If you got here because a search engine told you this is how to get the Unix timestamp, stop reading this answer. Scroll up one.

If you want to reverse time.gmtime(), you want calendar.timegm().

>>> calendar.timegm(time.gmtime())
1293581619.0

You can turn your string into a time tuple with time.strptime(), which returns a time tuple that you can pass to calendar.timegm():

>>> import calendar
>>> import time
>>> calendar.timegm(time.strptime('Jul 9, 2009 @ 20:02:58 UTC', '%b %d, %Y @ %H:%M:%S UTC'))
1247169778

More information about calendar module here

Answered By: nmichaels
t = datetime.strptime('Jul 9, 2009 @ 20:02:58 UTC',"%b %d, %Y @ %H:%M:%S %Z")
Answered By: Falmarri

There are two ways, depending on your original timestamp:

mktime() and timegm()

http://docs.python.org/library/time.html

Answered By: Evan Mulawski

Note that time.gmtime maps timestamp 0 to 1970-1-1 00:00:00.

In [61]: import time       
In [63]: time.gmtime(0)
Out[63]: time.struct_time(tm_year=1970, tm_mon=1, tm_mday=1, tm_hour=0, tm_min=0, tm_sec=0, tm_wday=3, tm_yday=1, tm_isdst=0)
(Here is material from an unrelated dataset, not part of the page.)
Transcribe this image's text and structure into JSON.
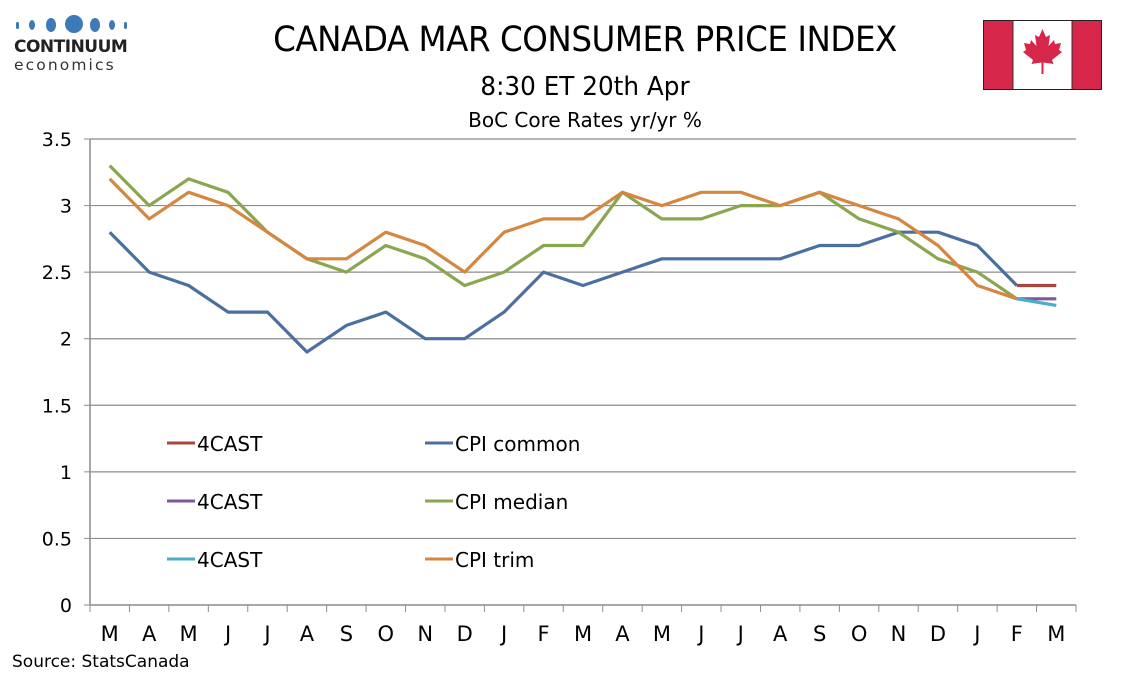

time.mktime(time.gmtime(0)) gives you a timestamp shifted by an amount that depends on your locale, which in general may not be 0.

In [64]: time.mktime(time.gmtime(0))
Out[64]: 18000.0

The inverse of time.gmtime is calendar.timegm:

In [62]: import calendar    
In [65]: calendar.timegm(time.gmtime(0))
Out[65]: 0
Answered By: unutbu

Use the time module:

import time    
epoch_time = int(time.time())
Answered By: naren
ep = datetime.datetime(1970,1,1,0,0,0)
x = (datetime.datetime.utcnow()- ep).total_seconds()

This should be different from int(time.time()), but it is safe to use something like x % (60*60*24)

datetime — Basic date and time types:

Unlike the time module, the datetime module does not support leap seconds.